Black History Month and #LGBTWellness

Each week LGBT HealthLink, a Program of CenterLink, and researcher and blogger Corey Prachniak-Rincón bring you a round-up of some of the biggest LGBTQ wellness stories from the past week.


In recognition of Black History Month and National Black HIV Awareness Day, this week’s roundup is focused on LGBT African Americans and the intersections between LGBT health, race, resilience, and racism.

Empowerment for Better Health

A new study explored using a strength-based approach to help young Black men who have sex with men improve their health versus using a risk-based approach, which researchers say can reinforce stereotypes and does not take into account the strong resilience of the community. Through 322 conversations, they explored the HealthMpowerment online, cell phone-optimized intervention, and looked at themes like building agency and peer-to-peer empowerment.
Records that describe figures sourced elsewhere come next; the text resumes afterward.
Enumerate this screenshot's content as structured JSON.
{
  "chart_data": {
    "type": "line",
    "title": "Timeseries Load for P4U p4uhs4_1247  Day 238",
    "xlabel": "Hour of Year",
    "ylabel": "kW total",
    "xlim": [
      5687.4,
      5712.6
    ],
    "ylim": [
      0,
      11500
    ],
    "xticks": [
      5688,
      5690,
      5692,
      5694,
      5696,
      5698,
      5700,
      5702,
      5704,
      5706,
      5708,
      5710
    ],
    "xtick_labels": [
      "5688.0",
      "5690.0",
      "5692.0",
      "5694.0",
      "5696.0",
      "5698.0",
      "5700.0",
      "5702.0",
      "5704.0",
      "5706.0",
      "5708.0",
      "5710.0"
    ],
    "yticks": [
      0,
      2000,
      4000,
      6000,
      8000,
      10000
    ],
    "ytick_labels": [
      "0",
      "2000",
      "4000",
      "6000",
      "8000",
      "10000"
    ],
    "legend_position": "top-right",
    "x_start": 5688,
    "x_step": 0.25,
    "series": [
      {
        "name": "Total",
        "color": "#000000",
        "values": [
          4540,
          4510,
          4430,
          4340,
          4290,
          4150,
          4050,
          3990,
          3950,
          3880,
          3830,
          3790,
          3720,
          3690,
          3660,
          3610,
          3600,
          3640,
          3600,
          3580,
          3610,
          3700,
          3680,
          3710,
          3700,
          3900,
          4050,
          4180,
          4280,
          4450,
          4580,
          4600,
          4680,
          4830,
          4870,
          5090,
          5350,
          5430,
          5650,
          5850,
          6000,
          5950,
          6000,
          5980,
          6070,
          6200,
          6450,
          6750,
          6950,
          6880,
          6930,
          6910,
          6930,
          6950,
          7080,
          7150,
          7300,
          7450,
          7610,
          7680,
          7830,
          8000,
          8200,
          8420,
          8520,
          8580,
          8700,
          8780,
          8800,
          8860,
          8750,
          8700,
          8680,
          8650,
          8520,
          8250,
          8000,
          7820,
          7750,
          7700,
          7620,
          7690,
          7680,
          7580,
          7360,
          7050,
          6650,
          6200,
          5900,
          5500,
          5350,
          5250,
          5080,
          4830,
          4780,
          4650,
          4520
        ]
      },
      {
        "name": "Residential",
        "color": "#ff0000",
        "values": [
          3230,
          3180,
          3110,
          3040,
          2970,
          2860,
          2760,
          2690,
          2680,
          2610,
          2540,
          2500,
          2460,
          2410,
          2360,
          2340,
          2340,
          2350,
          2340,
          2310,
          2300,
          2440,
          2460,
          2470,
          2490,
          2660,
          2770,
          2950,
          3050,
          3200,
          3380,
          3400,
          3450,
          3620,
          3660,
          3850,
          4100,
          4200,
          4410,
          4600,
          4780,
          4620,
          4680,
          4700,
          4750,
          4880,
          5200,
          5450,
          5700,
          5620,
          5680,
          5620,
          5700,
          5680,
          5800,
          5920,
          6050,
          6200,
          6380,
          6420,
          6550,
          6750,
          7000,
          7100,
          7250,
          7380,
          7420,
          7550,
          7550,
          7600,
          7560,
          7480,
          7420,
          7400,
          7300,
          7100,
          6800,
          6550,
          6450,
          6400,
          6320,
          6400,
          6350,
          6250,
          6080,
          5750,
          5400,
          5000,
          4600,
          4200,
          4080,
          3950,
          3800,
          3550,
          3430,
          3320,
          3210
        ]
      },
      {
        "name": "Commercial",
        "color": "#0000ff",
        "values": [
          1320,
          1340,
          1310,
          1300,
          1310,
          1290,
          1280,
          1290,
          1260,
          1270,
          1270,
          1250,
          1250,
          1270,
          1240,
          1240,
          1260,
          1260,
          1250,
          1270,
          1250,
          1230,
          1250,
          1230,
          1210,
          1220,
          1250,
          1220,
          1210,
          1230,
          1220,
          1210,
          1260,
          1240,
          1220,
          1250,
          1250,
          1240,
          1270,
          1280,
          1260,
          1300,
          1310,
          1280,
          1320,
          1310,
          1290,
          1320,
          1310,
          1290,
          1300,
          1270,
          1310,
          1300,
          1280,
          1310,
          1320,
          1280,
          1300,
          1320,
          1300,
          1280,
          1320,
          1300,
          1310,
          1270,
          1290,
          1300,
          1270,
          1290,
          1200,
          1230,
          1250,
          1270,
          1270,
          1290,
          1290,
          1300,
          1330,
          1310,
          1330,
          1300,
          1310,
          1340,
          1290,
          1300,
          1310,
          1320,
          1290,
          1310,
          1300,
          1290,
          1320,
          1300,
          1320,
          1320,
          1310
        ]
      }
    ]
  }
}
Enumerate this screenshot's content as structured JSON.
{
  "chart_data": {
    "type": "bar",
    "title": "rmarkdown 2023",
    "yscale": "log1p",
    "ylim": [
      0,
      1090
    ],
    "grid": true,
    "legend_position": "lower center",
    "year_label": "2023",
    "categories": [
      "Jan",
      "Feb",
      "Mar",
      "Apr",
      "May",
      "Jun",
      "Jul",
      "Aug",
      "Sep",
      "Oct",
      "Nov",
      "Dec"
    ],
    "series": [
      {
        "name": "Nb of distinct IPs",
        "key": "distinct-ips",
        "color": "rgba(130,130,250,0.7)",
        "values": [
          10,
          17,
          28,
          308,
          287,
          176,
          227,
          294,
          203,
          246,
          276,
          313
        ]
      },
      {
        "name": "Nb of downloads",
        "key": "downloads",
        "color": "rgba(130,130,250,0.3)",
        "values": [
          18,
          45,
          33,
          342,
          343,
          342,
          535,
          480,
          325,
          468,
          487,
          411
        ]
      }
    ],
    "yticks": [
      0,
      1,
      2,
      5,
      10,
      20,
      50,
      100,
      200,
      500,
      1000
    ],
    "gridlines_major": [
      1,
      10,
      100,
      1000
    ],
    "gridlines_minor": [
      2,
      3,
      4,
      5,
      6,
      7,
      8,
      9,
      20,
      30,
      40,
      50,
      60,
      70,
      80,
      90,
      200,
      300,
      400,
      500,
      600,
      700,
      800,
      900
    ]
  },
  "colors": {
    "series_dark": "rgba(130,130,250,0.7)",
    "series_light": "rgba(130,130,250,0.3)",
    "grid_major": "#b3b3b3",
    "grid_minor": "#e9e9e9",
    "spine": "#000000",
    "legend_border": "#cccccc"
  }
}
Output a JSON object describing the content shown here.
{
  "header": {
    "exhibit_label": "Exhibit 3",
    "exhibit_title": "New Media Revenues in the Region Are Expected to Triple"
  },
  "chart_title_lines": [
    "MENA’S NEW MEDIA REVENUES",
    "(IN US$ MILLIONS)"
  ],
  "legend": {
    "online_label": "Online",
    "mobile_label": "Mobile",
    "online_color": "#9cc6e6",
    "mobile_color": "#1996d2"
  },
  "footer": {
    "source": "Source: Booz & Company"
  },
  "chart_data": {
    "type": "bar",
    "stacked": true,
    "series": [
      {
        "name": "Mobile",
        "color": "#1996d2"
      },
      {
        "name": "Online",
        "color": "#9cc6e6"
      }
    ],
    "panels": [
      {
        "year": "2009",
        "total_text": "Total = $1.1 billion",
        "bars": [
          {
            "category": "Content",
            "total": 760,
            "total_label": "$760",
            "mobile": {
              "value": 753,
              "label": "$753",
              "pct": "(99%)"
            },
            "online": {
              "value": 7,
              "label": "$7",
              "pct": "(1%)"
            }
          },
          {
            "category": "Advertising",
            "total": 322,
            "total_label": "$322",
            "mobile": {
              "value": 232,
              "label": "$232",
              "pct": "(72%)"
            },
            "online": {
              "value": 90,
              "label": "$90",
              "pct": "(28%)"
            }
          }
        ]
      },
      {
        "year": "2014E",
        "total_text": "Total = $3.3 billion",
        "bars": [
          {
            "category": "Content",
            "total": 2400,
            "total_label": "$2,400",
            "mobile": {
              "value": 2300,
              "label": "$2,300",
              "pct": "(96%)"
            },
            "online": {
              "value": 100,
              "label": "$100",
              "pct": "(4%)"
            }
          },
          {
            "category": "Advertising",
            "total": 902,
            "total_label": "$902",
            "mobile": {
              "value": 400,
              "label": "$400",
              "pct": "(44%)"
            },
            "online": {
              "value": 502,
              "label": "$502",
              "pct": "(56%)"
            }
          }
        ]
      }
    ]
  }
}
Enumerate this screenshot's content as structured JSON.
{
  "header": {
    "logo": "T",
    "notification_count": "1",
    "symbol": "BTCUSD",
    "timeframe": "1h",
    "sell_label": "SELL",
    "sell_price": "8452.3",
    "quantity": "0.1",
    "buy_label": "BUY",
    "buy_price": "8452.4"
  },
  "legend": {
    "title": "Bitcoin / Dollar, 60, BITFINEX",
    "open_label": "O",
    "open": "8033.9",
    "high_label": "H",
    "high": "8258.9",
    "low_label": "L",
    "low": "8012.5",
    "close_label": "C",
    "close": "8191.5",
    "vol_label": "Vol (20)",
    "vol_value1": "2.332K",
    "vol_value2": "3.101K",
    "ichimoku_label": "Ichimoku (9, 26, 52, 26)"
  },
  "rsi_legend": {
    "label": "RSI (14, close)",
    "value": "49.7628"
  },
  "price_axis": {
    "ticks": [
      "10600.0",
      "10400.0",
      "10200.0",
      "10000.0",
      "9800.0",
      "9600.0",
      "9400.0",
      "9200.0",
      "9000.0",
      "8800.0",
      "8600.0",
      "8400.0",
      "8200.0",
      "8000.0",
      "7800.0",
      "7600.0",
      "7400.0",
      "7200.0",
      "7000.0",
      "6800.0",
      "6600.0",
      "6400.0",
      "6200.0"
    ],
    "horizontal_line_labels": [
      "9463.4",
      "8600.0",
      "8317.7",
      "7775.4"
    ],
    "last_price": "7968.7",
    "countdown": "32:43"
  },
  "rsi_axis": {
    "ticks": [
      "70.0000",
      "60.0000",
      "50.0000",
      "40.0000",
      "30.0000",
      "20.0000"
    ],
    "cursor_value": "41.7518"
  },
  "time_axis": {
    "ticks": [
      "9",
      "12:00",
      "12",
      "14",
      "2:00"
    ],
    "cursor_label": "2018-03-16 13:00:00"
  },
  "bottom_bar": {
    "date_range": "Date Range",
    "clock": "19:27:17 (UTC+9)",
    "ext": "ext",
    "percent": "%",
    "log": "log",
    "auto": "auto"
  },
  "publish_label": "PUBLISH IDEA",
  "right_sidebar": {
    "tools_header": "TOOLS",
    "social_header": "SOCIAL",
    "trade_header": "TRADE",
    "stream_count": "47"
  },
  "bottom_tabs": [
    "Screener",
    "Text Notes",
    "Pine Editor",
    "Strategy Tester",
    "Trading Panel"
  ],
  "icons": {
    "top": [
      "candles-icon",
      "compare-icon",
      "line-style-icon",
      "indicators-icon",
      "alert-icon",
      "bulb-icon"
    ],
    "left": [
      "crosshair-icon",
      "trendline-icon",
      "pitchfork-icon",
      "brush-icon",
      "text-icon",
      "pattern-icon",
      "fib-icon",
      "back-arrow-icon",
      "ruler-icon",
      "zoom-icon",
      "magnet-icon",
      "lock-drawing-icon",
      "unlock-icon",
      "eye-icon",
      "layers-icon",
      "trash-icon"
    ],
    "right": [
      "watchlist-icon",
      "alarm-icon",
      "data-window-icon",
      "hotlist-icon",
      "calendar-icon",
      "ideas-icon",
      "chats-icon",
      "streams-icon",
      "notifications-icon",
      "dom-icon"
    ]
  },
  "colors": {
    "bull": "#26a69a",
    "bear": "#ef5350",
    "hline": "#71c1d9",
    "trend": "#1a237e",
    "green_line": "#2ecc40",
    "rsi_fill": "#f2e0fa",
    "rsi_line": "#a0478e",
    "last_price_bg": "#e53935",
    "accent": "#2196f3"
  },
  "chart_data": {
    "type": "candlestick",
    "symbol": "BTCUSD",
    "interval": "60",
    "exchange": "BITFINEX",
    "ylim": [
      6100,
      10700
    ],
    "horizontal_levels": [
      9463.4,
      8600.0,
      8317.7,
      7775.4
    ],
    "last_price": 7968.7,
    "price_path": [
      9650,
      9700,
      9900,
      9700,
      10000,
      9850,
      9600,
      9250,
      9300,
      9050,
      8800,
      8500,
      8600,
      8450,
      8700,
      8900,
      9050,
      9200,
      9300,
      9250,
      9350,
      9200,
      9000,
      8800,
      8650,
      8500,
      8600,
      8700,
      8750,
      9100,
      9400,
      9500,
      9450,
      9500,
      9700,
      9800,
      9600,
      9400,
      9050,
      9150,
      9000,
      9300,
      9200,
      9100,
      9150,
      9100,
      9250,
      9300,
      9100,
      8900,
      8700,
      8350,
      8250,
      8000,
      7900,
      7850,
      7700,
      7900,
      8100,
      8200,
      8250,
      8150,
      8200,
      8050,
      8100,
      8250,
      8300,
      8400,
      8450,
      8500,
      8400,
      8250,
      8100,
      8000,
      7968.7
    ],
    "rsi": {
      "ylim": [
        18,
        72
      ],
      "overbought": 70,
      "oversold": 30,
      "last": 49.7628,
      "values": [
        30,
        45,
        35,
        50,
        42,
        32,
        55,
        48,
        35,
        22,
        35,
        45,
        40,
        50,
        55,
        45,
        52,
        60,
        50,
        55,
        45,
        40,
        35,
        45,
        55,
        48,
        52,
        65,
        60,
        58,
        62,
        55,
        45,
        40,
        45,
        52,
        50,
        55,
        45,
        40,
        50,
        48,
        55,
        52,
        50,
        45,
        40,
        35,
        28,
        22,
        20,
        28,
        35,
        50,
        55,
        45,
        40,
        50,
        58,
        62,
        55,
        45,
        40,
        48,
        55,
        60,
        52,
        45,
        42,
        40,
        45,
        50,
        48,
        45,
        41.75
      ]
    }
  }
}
TogetherForLoveTogether for Love – and to End HIV

The CDC published a resource guide recognizing National Black HIV Awareness Day, with the theme of “Together for Love: Stop HIV Stigma.” Meanwhile, UNAIDS released a statement “welcoming” the surprise announcement that the U.S. president would seek to end new HIV transmissions by 2030. The UN noted that the epidemic has featured huge disparities in both Black and queer communities that will have to be addressed if this goal is to be achievable.

Impact of Police Violence

A recent study examined exposure to police violence in the U.S. and found that both people of color and LGBT people were more likely to experience such treatment, suggesting LGBT people of color might be at particularly high risk. They also found that physical violence with a weapon and sexual violence were both associated with higher odds of psychotic experiences, suicide attempts, and suicidal ideation, highlighting why police violence is a public health crisis.

Celebrating Black Healthcare Professionals

JAMA published an essay by a physician who explains what it is like to be a Black doctor in a field in which people of color are so underrepresented – including what it can mean for Black patients to see a part of themselves in their providers. Meanwhile, Medical Bag reported on how racism impacts the healthcare profession, noting that Black students comprised only 6% of 2015. They explored how many healthcare facilities now have policies to help stem discrimination based on race (and sexual orientation and gender identity) against their staff.

PrEP Access Needed for Black Women BlackLesbianCouple

NPR reported on the need to share PrEP information and access with Black women, who could stand to benefit from using the HIV prevention treatment but who so far have not been targeted for intervention. While the HIV rate among White men has fallen 10% since 2011, the rate among Black women has not changed as they have gone overlooked in PrEP’s rollout.